Kenge understood from my first questions that the seedlings and saplings were as interesting as the large adult trees. At any tree whose bark we stopped to examine or whose buttresses we stopped to admire, he would look around for seedlings. He would offer his own precious natural history observations. “No, this mother tree does not walk with her children.” So I would write down that it was probably not shade tolerant, probably regenerated only in treefall openings or larger blowdowns where the sun shone on the forest floor.

I was overwhelmed. There were so many different species of trees and no manual to teach scientific names or geographic ranges and life histories. I was on my own in a forest vastly more complex than anything I had imagined. Our woodlots back in northern USA were a poor preparation. And Kenge, though able to uncover the anthropologic information Turnbull needed, could not help me move from his own local botanical nomenclature to a scientific taxonomy.

In the meantime, the care of Sarah remained the most pressing unsolved priority for both John and me. Sarah wailed heart-wrenchingly when John and I left in the mornings, me with Kenge, John to near-by hunting camps to record and weigh the catch. Sarah, not yet three years old, needed a responsible companion. We first tried two local sisters, Annie and Tomo. They were awkward and mainly interested in the station guards. Sarah never took to them at all. We tried a Mubudu girl, Andea, whom we brought in from the Mambasa mission 70 km down the road. She lived in a room by the kitchen, but Sarah’s main caretakers remained Basisionoko and Kachalewa. After a couple of months and suspicious that she was pregnant by one of the station guards, we returned her to Mambasa.

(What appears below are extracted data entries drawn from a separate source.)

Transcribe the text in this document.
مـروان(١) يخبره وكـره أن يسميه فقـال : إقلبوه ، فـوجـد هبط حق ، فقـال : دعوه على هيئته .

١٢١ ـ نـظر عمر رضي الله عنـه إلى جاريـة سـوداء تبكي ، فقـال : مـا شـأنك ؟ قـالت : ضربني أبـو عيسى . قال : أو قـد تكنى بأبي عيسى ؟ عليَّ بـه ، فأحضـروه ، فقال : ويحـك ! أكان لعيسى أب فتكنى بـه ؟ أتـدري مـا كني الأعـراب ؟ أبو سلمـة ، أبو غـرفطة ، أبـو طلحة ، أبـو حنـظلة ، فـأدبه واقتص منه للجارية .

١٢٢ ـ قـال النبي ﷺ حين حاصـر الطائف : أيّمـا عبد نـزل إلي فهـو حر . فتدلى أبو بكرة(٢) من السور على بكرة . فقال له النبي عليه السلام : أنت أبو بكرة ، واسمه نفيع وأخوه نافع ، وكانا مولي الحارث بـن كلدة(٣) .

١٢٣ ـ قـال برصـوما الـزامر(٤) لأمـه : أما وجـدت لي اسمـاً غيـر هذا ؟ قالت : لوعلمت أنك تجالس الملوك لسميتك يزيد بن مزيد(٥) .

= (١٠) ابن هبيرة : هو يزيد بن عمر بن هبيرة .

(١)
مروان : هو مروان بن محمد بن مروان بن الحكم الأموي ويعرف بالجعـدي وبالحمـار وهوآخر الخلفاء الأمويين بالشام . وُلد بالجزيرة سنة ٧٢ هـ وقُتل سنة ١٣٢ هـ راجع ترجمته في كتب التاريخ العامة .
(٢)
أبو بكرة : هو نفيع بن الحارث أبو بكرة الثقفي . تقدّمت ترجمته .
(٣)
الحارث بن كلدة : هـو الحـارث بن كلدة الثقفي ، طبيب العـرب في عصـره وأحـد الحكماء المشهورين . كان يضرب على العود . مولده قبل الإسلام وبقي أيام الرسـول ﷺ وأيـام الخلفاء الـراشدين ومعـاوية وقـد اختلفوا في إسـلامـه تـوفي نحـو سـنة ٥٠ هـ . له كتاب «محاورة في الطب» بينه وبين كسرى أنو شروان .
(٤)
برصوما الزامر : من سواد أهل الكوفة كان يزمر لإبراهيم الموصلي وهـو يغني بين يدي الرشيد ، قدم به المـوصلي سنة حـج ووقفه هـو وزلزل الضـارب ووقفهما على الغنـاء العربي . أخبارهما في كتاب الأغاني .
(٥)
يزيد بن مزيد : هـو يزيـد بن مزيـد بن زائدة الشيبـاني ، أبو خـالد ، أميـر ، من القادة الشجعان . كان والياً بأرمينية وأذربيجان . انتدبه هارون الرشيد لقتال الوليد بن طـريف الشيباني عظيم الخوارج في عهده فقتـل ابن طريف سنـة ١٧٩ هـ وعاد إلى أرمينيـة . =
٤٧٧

Kenge recommended Sofi, a lively Mbuti woman, as replacement for Andea. Sarah was won over immediately. Sofi gave Sarah her full attention and yet was quick to learn what John and I wanted. She was not more than four and a half feet tall, with a winning half-smile like a permanent light on her face. It did not matter that she had something of a “tarnished” reputation after a series of liaisons including one with a village man. Sofi had no pretenses, and no girlish flirtations. When John and I were back and dusk approached, she’d catch Sarah in her arms, Sarah already almost half her size, they would share some joke; then she’d put her down, smile at us hesitantly, laugh out loud and run up towards the village.

Sofi with a child
Sofi with a child in our kitchen.

In some ways Sarah was the quickest to assimilate her surroundings. Sundays we stayed in town. Not more than a few weeks after arriving, I realized how Sarah’s world had changed. A Sunday afternoon on the stone verandah, I had a book open on my knees, trying to learn the distinguishing characters of tropical plant families; John was fishing just upstream and Sarah was taking care of her wooden-headed doll on the step near me. I stopped to listen to her chatter. “He’s very sick. He didn’t take his white pill,” she said wrapping the doll in a handkerchief. “He can only eat maji ya sombe,” she cooed in vocabulary which must have come from Basisionoko in the kitchen. Then she started singing nonsense with a distinctly Swahili intonation, imitating the chanting we had heard that morning at the small Catholic chapel in town.

3 Comments

  1. Joel M
    Posted 2014-06-21 at 4:33 am | Permalink

    Do you have any idea of Epulu’s population when you first arrived? It was fun to interact with Colin a bit, Kenge’s son. Also having recently read The Forest People, it is great to hear how Kenge was your righthand man in those earliest days. Also, Sofi…:-)

  2. Stuart N
    Posted 2014-06-23 at 7:22 pm | Permalink

    What a great story, and wonderfully written ! looking forward to more ; ) hope you and John are well and look forward to seeing you soon.

  3. Kate Detwiler
    Posted 2014-06-25 at 11:15 pm | Permalink

    What a great surprise to find these stories on your blog! I’ve been waiting for your written stories since I first learned about your work back in 1994. As always, thanks for sharing!